Development

Here you can find every information regarding development of the DBv2. Do you want to participate in active development? Please contact us at cdedb ät lists.cde-ev.de.

Todo

split this up and move it to the right places

Random Thoughts

This is a bit of a mess, but better to note something down here, than forget it right away.

  • Authentication between backends is done via the AuthShim class.
  • Validation should mostly be done by trying and catching.
  • NULL vs. empty string should make no difference in the database (i.e. both cases should be treated equally). Nevertheless empty strings should be killed in python code – but all Nones are converted to empty strings just before being handed to the templates.
  • Use encode_parameter/decode_parameter to authenticate actions. This removes the need for storing challenges in the database.
  • Strings to internationalize should have periods at the end where applicable (so all error messages should have them).
  • Behaviour should be defined once.
  • Values should be configurable and not be hard coded
  • Use tuples instead of lists where feasible.
  • Unittests where sensible, high level testing otherwise.
  • Use fail2ban for preventing brute force.
  • All time stamps must have a time zone associated to them. For everything used internally this time zone has to be UTC.
  • If a check for membership is done (if foo in bar) use a set as data structure if possible, this does not apply for iterating (for foo in bar).
  • Non-specific parameters should be given as keyword arguments. That is values like True, False, None where it’s pretty hard to guess what they do.
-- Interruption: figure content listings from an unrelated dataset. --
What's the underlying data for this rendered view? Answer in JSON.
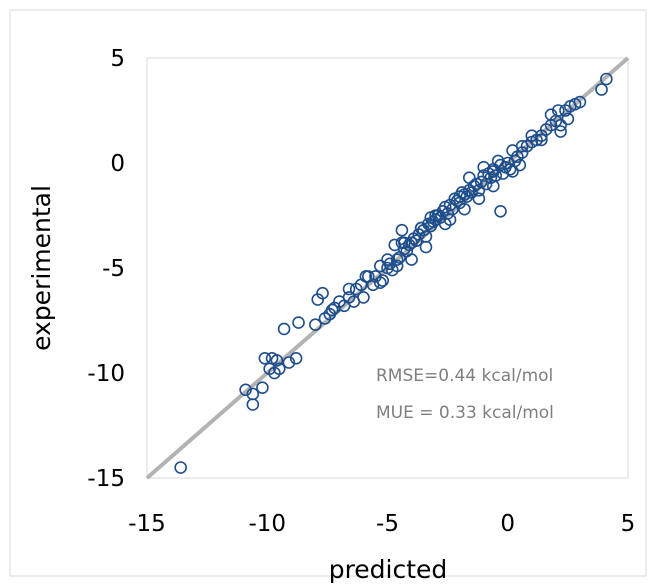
{
  "chart_data": {
    "type": "scatter",
    "title": "",
    "xlabel": "predicted",
    "ylabel": "experimental",
    "xlim": [
      -15,
      5
    ],
    "ylim": [
      -15,
      5
    ],
    "x_ticks": [
      "-15",
      "-10",
      "-5",
      "0",
      "5"
    ],
    "y_ticks": [
      "5",
      "0",
      "-5",
      "-10",
      "-15"
    ],
    "x_tick_values": [
      -15,
      -10,
      -5,
      0,
      5
    ],
    "y_tick_values": [
      5,
      0,
      -5,
      -10,
      -15
    ],
    "grid": false,
    "legend": "none",
    "reference_line": {
      "from": [
        -15,
        -15
      ],
      "to": [
        5,
        5
      ],
      "color": "#b3b3b3"
    },
    "marker_color": "#1f4e8c",
    "annotations": [
      "RMSE=0.44 kcal/mol",
      "MUE = 0.33 kcal/mol"
    ],
    "series": [
      {
        "marker": "open-circle",
        "x": [
          -13.6,
          -10.9,
          -10.6,
          -10.6,
          -10.2,
          -10.1,
          -9.9,
          -9.8,
          -9.7,
          -9.6,
          -9.5,
          -9.3,
          -9.1,
          -8.8,
          -8.7,
          -8.0,
          -7.9,
          -7.7,
          -7.6,
          -7.4,
          -7.2,
          -7.0,
          -6.8,
          -6.6,
          -6.4,
          -6.3,
          -6.1,
          -6.0,
          -5.9,
          -5.6,
          -5.5,
          -5.3,
          -5.2,
          -5.0,
          -4.9,
          -4.8,
          -4.7,
          -4.6,
          -4.5,
          -4.4,
          -4.3,
          -4.2,
          -4.1,
          -4.0,
          -3.9,
          -3.8,
          -3.7,
          -3.6,
          -3.5,
          -3.4,
          -3.3,
          -3.2,
          -3.1,
          -3.0,
          -2.9,
          -2.8,
          -2.7,
          -2.6,
          -2.5,
          -2.4,
          -2.3,
          -2.2,
          -2.1,
          -2.0,
          -1.9,
          -1.8,
          -1.7,
          -1.6,
          -1.5,
          -1.4,
          -1.3,
          -1.2,
          -1.1,
          -1.0,
          -0.9,
          -0.8,
          -0.7,
          -0.6,
          -0.5,
          -0.4,
          -0.3,
          -0.2,
          -0.1,
          0.0,
          0.1,
          0.2,
          0.3,
          0.4,
          0.6,
          0.8,
          1.0,
          1.2,
          1.4,
          1.6,
          1.8,
          2.0,
          2.2,
          2.4,
          2.6,
          2.8,
          3.0,
          3.9,
          4.1,
          -4.4,
          -3.2,
          -1.2,
          -0.6,
          0.6,
          2.2,
          -5.8,
          -4.0,
          -2.6,
          -0.6,
          -3.4,
          -1.6,
          0.5,
          1.8,
          -6.6,
          -5.0,
          -2.0,
          -3.0,
          -4.6,
          -1.8,
          0.2,
          1.4,
          2.5,
          -7.3,
          -5.3,
          -4.3,
          -2.4,
          -3.6,
          -1.0,
          1.0,
          2.1,
          -0.3
        ],
        "y": [
          -14.5,
          -10.8,
          -11.5,
          -11.0,
          -10.7,
          -9.3,
          -9.8,
          -9.3,
          -10.0,
          -9.4,
          -9.8,
          -7.9,
          -9.5,
          -9.3,
          -7.6,
          -7.7,
          -6.5,
          -6.2,
          -7.4,
          -7.2,
          -6.9,
          -6.6,
          -6.8,
          -6.4,
          -6.6,
          -6.0,
          -5.8,
          -6.4,
          -5.4,
          -5.8,
          -5.4,
          -4.9,
          -5.6,
          -5.0,
          -4.8,
          -5.1,
          -3.9,
          -4.6,
          -4.5,
          -3.2,
          -4.1,
          -4.2,
          -3.9,
          -3.8,
          -3.6,
          -3.7,
          -3.4,
          -3.1,
          -3.2,
          -3.5,
          -2.9,
          -3.0,
          -2.8,
          -2.7,
          -2.5,
          -2.6,
          -2.3,
          -2.1,
          -2.4,
          -2.0,
          -2.2,
          -1.7,
          -1.8,
          -1.6,
          -1.4,
          -1.5,
          -1.6,
          -0.7,
          -1.4,
          -1.1,
          -1.0,
          -1.3,
          -0.9,
          -0.6,
          -1.0,
          -0.5,
          -0.7,
          -0.4,
          -0.6,
          0.1,
          -0.1,
          -0.5,
          -0.2,
          0.0,
          -0.3,
          0.6,
          0.1,
          0.3,
          0.5,
          0.8,
          1.0,
          1.1,
          1.3,
          1.6,
          1.8,
          2.0,
          1.5,
          2.5,
          2.7,
          2.8,
          2.9,
          3.5,
          4.0,
          -3.8,
          -2.6,
          -1.7,
          -0.3,
          0.8,
          1.8,
          -5.4,
          -4.6,
          -2.9,
          -1.1,
          -4.0,
          -1.3,
          -0.1,
          2.3,
          -6.0,
          -4.6,
          -1.9,
          -2.5,
          -4.9,
          -2.2,
          -0.4,
          1.1,
          2.1,
          -7.0,
          -5.7,
          -3.8,
          -2.7,
          -3.1,
          -0.2,
          1.3,
          2.5,
          -2.3
        ]
      }
    ]
  }
}
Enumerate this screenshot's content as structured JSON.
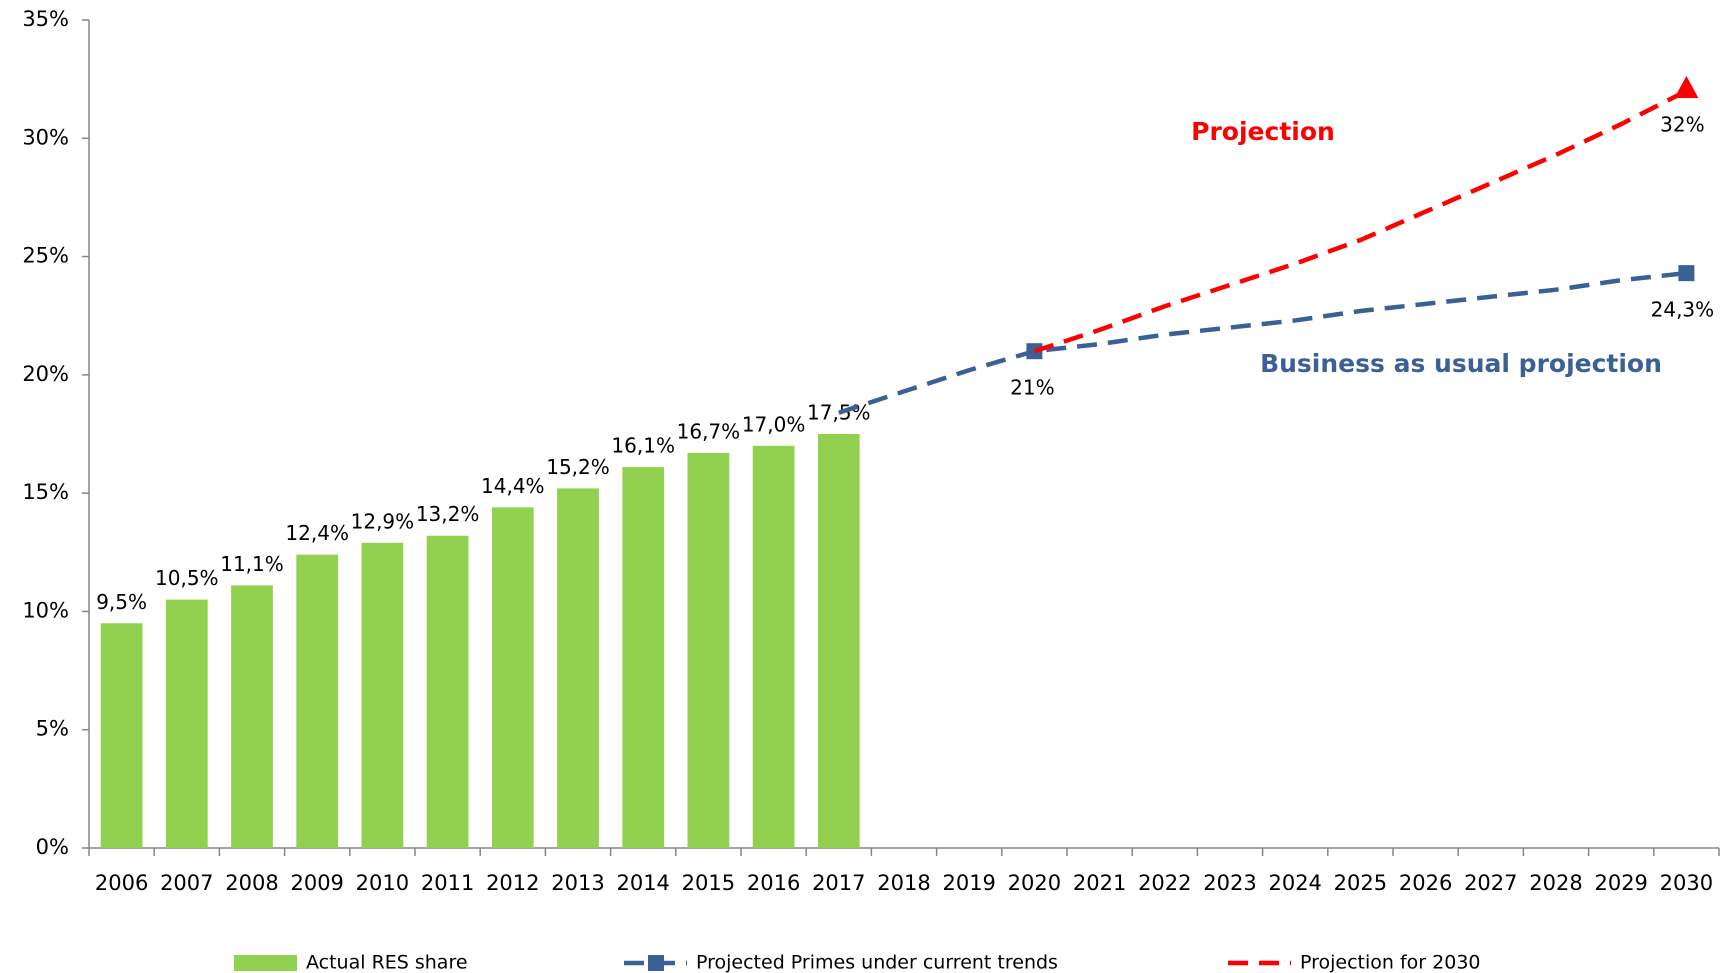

Antipattern would be a call like do_something(True, False, None, True).
  • HTML pages with a big form for data entry should have no links which redirect and cause the entered data to be lost.
  • Email addresses are lower-cased. (This has to be taken into account during migration!)
  • We should always provide feedback to the user if an action was successful. Basically this means, that in the frontend every POST action should cause a notification.
  • Most templates should be rendered at exactly one point. That means that if other methods which want to redisplay the content need to call this point. Hence the rendering point must be able to cope with user input (as in data which failed to validate, but should not be discarded).
  • Generally use a line length limit of 80 columns, except for templates, where 120 columns seems appropriate.
  • If a function is documented to return a default return code this means, that it returns a positive number on success, zero if there was an error and a negative number if the change is waiting for further actions (i.e. review). Especially many functions return the number of affected rows in the database, thus if no rows are affected an error is signalled.
  • Backend functions to expunge data are separated into two classes. First those named remove_foo are always feasible. Second those name delete_foo are dependent on the foo not being referenced anywhere. They may provide a cascade parameter which allows to automatically remove all references.
  • The file /PRODUCTIONVM is used to mark the live server instance. There are some sanity checks to prevent a big catastrophe. Similarily /OFFLINEVM is used for offline deployments at events.